This is reading notes from the accessible potash document I described in this post.
Sage et al (p.1) note that potash smells acidic and like urine. It usually is dark brown in coloration (p.2), when it is in its coarse state. When fired in the reverberatory furnace, it turns slate blue or white and is now called potash (p.2). When potash is calcined well [i.e. turns into pearl ash, RCK], it becomes porous and light, like pumice (p.3).
The most common method for potash production is to burn wood (p.5) and put the ashes into a copper vessel, adding water and boiling the mixture. One lets the lye settle, decants it into a separate boiler, then lets the remaining water evaporate until the potash is dry.
In places of charcoal production, stovepipes can be used to gather up the humidity distilled out of the charring wood pile into basins, which are then evaporated using boilers (p.6). If the salts sticks too strongly to the pans, scissors and mallets are used to detach it (p.7). All woods produce some salts, but some more than others. Older ashes produce more, provided they are kept wet, and the best come from hardwoods (p.7). In the summer, they use cold water; in the winter, they mix hot and cold water half-and-half. Water that is too hot spoils the process, as the grease cannot separate from the salts. Stagnant waters give twice the potassium than clear waters.

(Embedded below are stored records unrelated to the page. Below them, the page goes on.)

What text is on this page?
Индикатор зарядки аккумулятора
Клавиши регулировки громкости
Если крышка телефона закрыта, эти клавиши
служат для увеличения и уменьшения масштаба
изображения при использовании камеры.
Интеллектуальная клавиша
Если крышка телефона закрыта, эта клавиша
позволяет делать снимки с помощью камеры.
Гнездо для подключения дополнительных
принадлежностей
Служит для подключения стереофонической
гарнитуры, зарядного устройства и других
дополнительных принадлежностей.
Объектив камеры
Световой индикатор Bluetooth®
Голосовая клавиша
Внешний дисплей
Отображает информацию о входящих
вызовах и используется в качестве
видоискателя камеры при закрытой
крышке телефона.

One places wooden troughs of oak or pine a finger and a half apart, with a false bottom, where one places a bed of straw, and masses the ashes on top of that, so that the water cannot drain too quickly (p.8). One replaces the straw every six weeks in winter, and in the summer only every two months. Once the liquid stops fuming, one has to stir it with a stick, let the fire go out and cut the salt out with sticks.
The best method is the Swedish method, where one cuts the wood into pieces and piles it up.